When I finally got to the right section of the city and found High Street I still couldn't find the road that the flat was on. I was practical I pulled over again and asked a postman. His answer was, "I don't know, possibly on the other side of the cathedral, but you have to go back and around three blocks to get there." Ok, backtracked and still couldn't get to it. I asked a policeman and he didn't know how to get there. He pointed out a possible way and then said, "Good Luck, Lass." You've got to be kidding me. I was texting Kevin back in the U.S. to help with directions and vent quite a bit of cursing when 1.5 hours after entering the city I finally found the street and the flat. The street ran UNDER the other streets in the area. That's what happens when you
visit a city that's 1,000 years old or so.


Even the winding staircase up to our 4th floor flat couldn't diminish the relief I felt when I finally dragged the last suitcase through the door. No way in hell I was driving out to pick up Kev at the airport... I could end up in Glasgow. I was parking the car and not moving it for three days. That's why God invited taxis.

And I give full credit to the taxi driver for giving us an
experience we would never have had if I had managed to find the airport again. On the way over he told me how modern Edinburgh is made up of what used to be very distinct towns with their own personalities. He advised getting out of the center and heading out specifically to one called Dean.

Now my brother's name is Dean and I thought it was be fun to take a picture of a town and bridge with the same name. Once Kev was settled we headed out to see it and what a lovely discovery it was.

The village of Dean, within Edinburgh proper, winds along the "Water of Leith" with a walkway running alongside the river. A former milling town, the houses cling to the sides of the river with soft gardens and stone buildings with small leaded windows. Go around one bend and there's waterfalls. Go around another and you reach the town center looking very much like it fell out of a Harry Potter novel. It is tranquility itself in the center of a very busy city... one you couldn't hear over the babble of the river. The path led us by picturesque homes, and flats with fantastic gardens and eventually to an overpass leading us to the Dean Museum and the Scottish National Gallery of Modern Art.


I have been collecting t-shirts from modern art museums for a while and of course had to stop in. The museums in Edinburgh are free so you can visit as many or little as you want. After passing the iron man half submerged in the sidewalk and seeing the "Everything's Going to Be Alright" message in neon over the entrance, I had a good feeling about it.

The thing I love about modern art is it has the tendency to bring out my worst cases of the giggles. Such as being doubled over at the MOMA in NYC after viewing the exquisite piece which appeared in every sense to be a canvas painted white.
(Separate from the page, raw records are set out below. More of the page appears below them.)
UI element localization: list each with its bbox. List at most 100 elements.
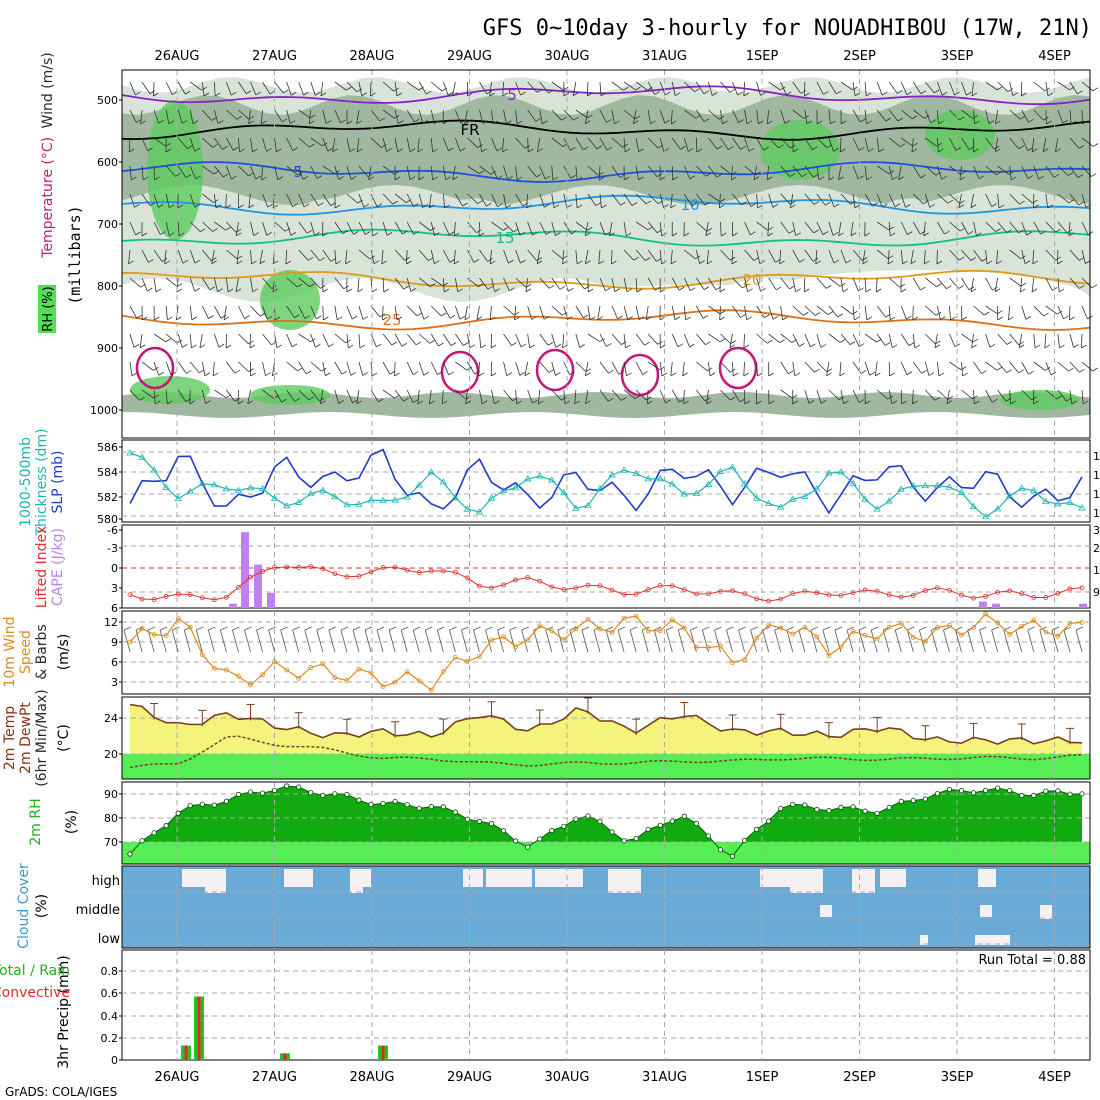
wind10-marker [959,632,964,638]
wind-barb [1081,389,1084,404]
wind-barb-flag [389,370,396,375]
rh2m-tick-label: 90 [104,788,118,801]
wind-barb-flag [383,288,390,293]
wind-barb [970,277,974,292]
wind-barb [1009,165,1012,180]
wind10-barb [750,629,758,653]
wind-barb-flag [608,369,614,374]
wind-barb-flag [1092,367,1098,372]
wind10-barb [159,629,167,653]
wind10-barb [593,629,601,653]
wind-barb [864,305,868,320]
wind-barb-flag [584,285,590,290]
wind-barb-flag [800,90,807,94]
wind-barb-flag [683,232,690,237]
wind-barb [756,249,761,264]
wind10-barb-flag [364,626,373,631]
wind10-barb [605,629,613,653]
wind-barb-flag [253,232,259,236]
wind-barb [900,221,908,235]
wind-barb [286,361,298,372]
cloud-high-block [463,869,483,887]
wind-barb-flag [305,370,312,375]
wind-barb [515,333,522,348]
wind-barb [876,221,889,231]
wind-barb-flag [828,176,835,181]
wind-barb-flag [1062,119,1068,124]
wind-barb [670,249,673,264]
wind-barb-flag [826,285,832,289]
wind-barb [406,81,419,91]
wind-barb-flag [820,344,827,348]
wind-barb [645,305,649,320]
wind-barb-flag [285,260,292,265]
wind-barb [262,221,268,236]
rh-high-area [147,100,203,240]
wind-barb-flag [325,120,332,124]
wind-barb [696,277,705,290]
wind-barb-flag [448,231,455,236]
wind-barb [515,109,518,124]
wind-barb-flag [562,311,568,316]
cloud-label: Cloud Cover [16,863,32,949]
wind-barb [502,137,504,152]
wind-barb [961,389,973,400]
wind-barb [250,165,257,180]
wind10-marker [272,659,278,664]
wind-barb [997,361,1008,373]
wind-barb [1055,137,1059,152]
wind-barb-flag [314,232,320,236]
wind10-barb [304,629,312,653]
rh2m-marker [597,818,603,825]
li-marker [440,568,446,574]
top-date-label: 30AUG [544,49,589,64]
li-marker [1067,586,1073,592]
wind-barb-flag [814,368,820,373]
precip-tick-label: 0 [111,1054,118,1067]
wind-barb-flag [972,395,978,400]
wind-barb [1069,165,1079,178]
wind-barb [647,333,658,345]
li-marker [778,596,784,602]
wind-barb-flag [631,202,638,206]
wind-barb-flag [892,344,898,349]
wind-barb [491,221,503,231]
wind-barb-flag [912,316,919,321]
wind-barb [1045,277,1053,291]
wind-barb [368,165,372,180]
wind-barb [539,193,545,208]
wind-barb [996,249,999,264]
wind-barb [467,221,477,233]
wind-barb-flag [596,145,603,150]
rh2m-marker [910,797,916,804]
wind10-barb [292,629,300,653]
wind-barb-flag [459,315,465,320]
wind-barb [537,389,541,404]
wind-barb [838,221,842,236]
wind-barb [551,333,557,348]
wind-barb [551,221,556,236]
wind-barb-flag [959,227,966,232]
wind-barb [744,305,748,320]
li-marker [356,573,362,579]
wind-barb [720,249,731,261]
wind-barb [128,137,131,152]
wind10-marker [910,634,916,640]
wind-barb-flag [1068,232,1075,237]
wind-barb [659,361,663,376]
wind-barb-flag [172,91,178,95]
wind-barb [1008,305,1011,320]
wind-barb [599,361,609,374]
wind-barb [1009,389,1011,404]
wind-barb-flag [195,175,201,180]
wind-barb [356,109,360,124]
thickness-marker [499,486,508,494]
wind-barb-flag [320,400,326,405]
wind-barb-flag [319,257,325,262]
wind-barb-flag [332,148,338,153]
wind-barb-flag [934,344,941,349]
wind-barb-flag [826,372,832,377]
wind10-barb-flag [292,626,300,631]
wind-barb [659,221,663,236]
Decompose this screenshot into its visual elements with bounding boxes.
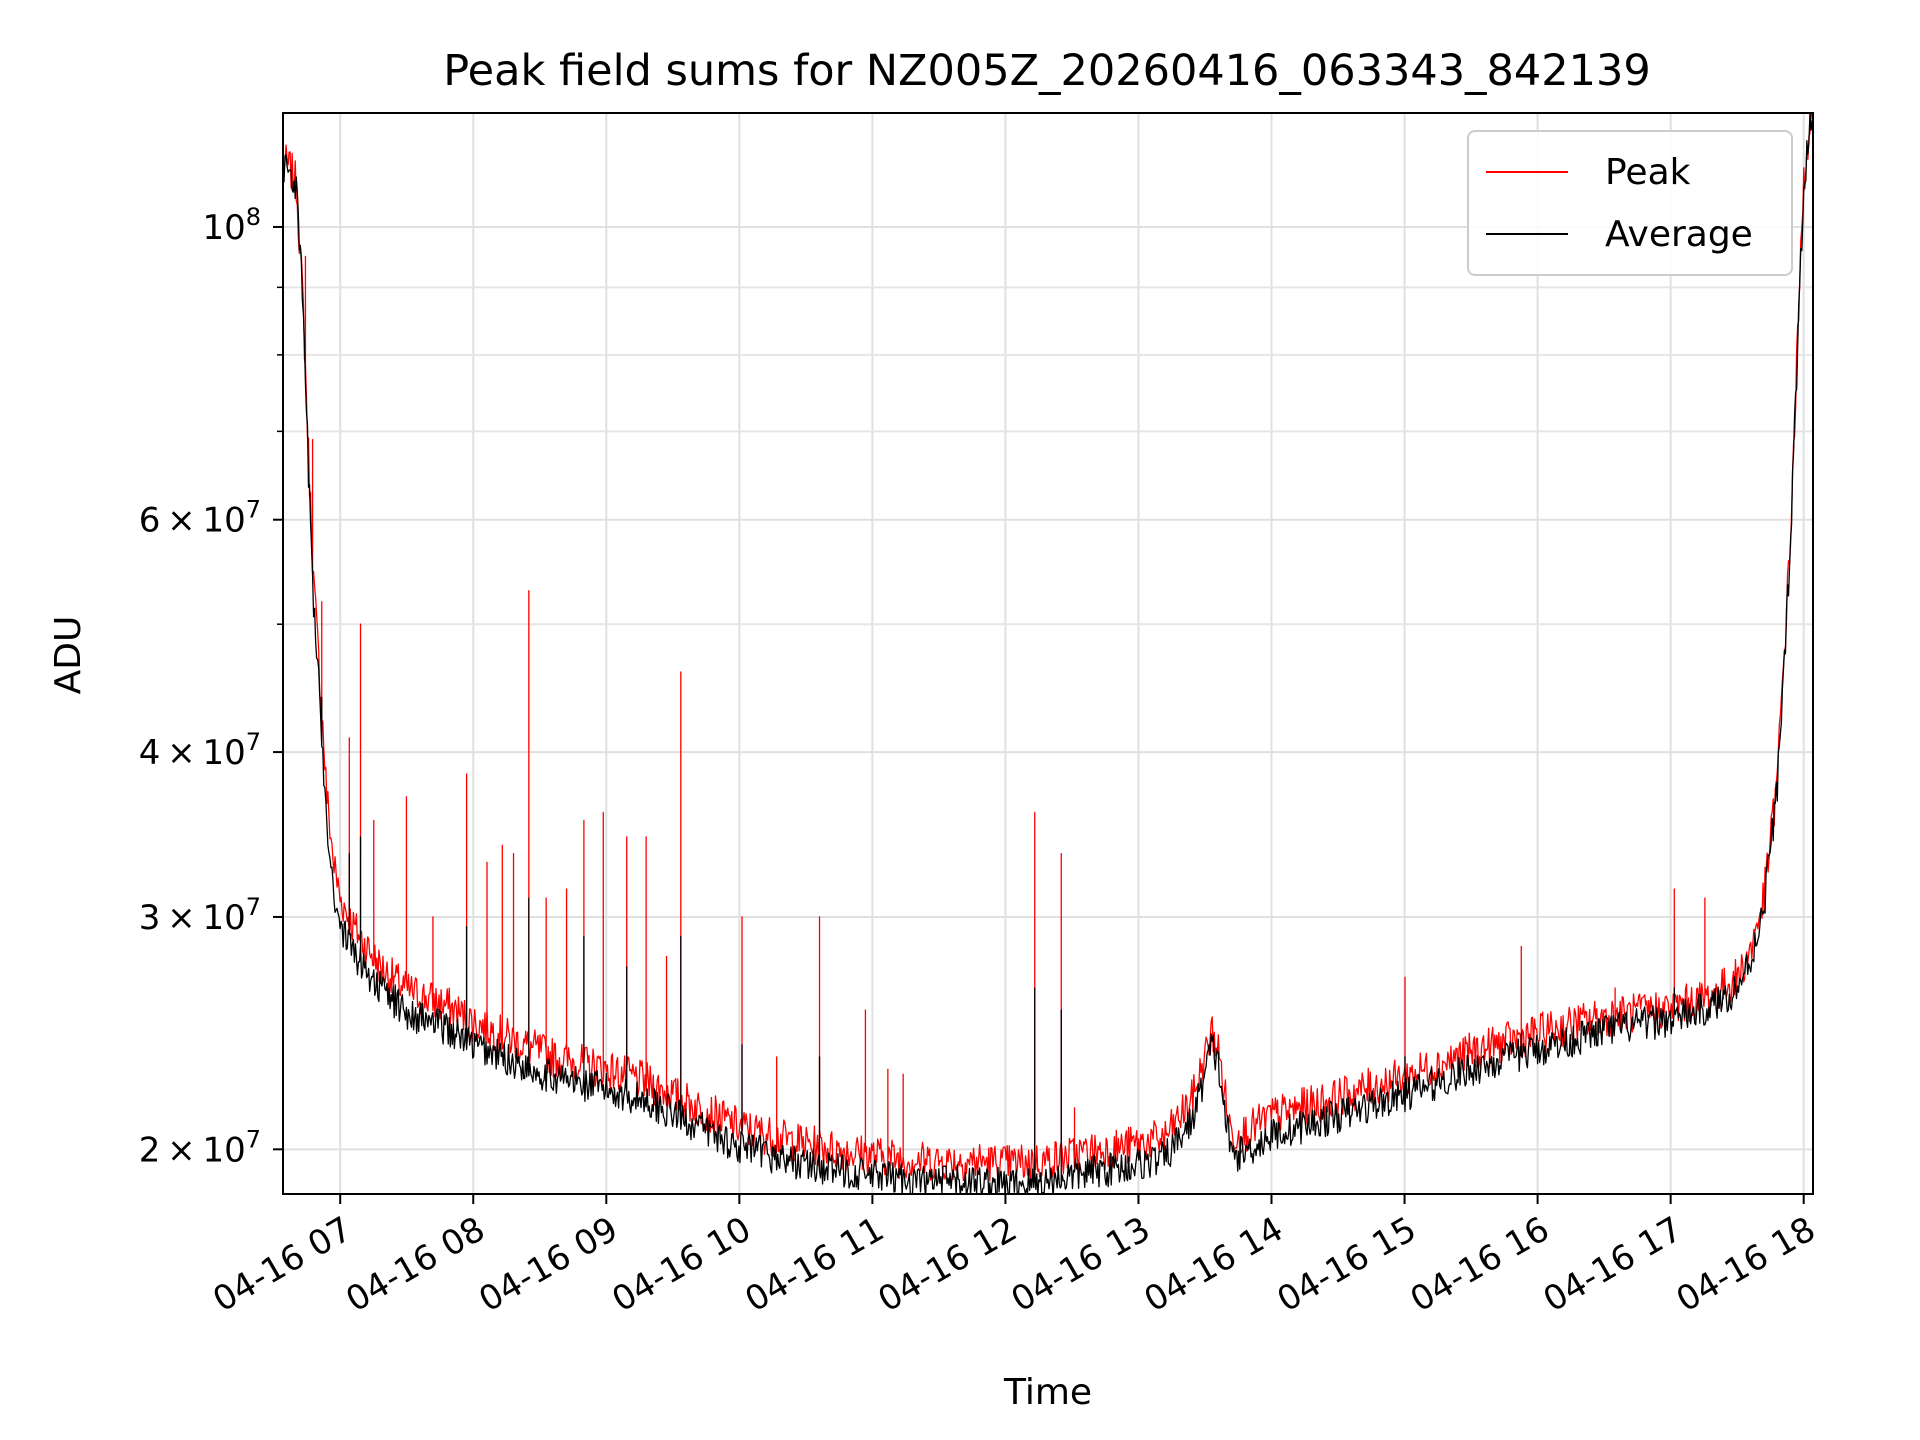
legend-box [1467, 130, 1793, 276]
series-average-line [283, 113, 1813, 1194]
y-tick-label: 4 × 107 [139, 728, 261, 773]
y-tick-label: 108 [202, 203, 261, 248]
legend: Peak Average [1467, 130, 1793, 276]
y-tick-label: 2 × 107 [139, 1125, 261, 1170]
series-lines [283, 113, 1813, 1194]
legend-average-label: Average [1605, 214, 1753, 255]
x-axis-label: Time [1003, 1372, 1092, 1413]
y-axis-label: ADU [48, 616, 89, 695]
plot-frame [282, 112, 1814, 1195]
y-tick-label: 3 × 107 [139, 893, 261, 938]
legend-peak-label: Peak [1605, 152, 1691, 193]
y-tick-label: 6 × 107 [139, 496, 261, 541]
series-peak-line [283, 113, 1813, 1184]
chart-title: Peak field sums for NZ005Z_20260416_0633… [443, 46, 1650, 96]
y-axis-ticks: 2 × 107 3 × 107 4 × 107 6 × 107 108 [139, 203, 283, 1170]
I know it's low-brow to snigger and not even try to understand the emptiness of life that the artist was trying to convey... at least I think that's what he meant. It could have been a portrait of his mother for all I know. Frankly I just always felt slightly annoyed that I didn't think of it before he did so I'd have a piece in MOMA and could call myself
an "artist."


Going into Edinburgh's version of MOMA we weren't disappointed. Our favorite by far was the clear shower curtains that had been melted together and hung from the ceiling and painted with what looked like pepto bismol and toothpaste with candy and bathroom materials stuck to the bottom... this piece filled a 30 foot long room and gave us hours of laughter. Art can truly move people. Maybe not in the way the artist intended, but any reaction is a good one, right? Ok, so the staff of the museum was not amused with our reaction but hey I can't believe we were the first to fall out over that one.

Though we visited the areas more "on the bea
ten path" like Edinburgh Castle and the Royal Mile, our time spent wandering Dean gave us the chance to see the other side of Edinburgh. I will have to blame those confused city streets for making it impossible for me to drive and possible to meet our lovely taxi driver with his great suggestion.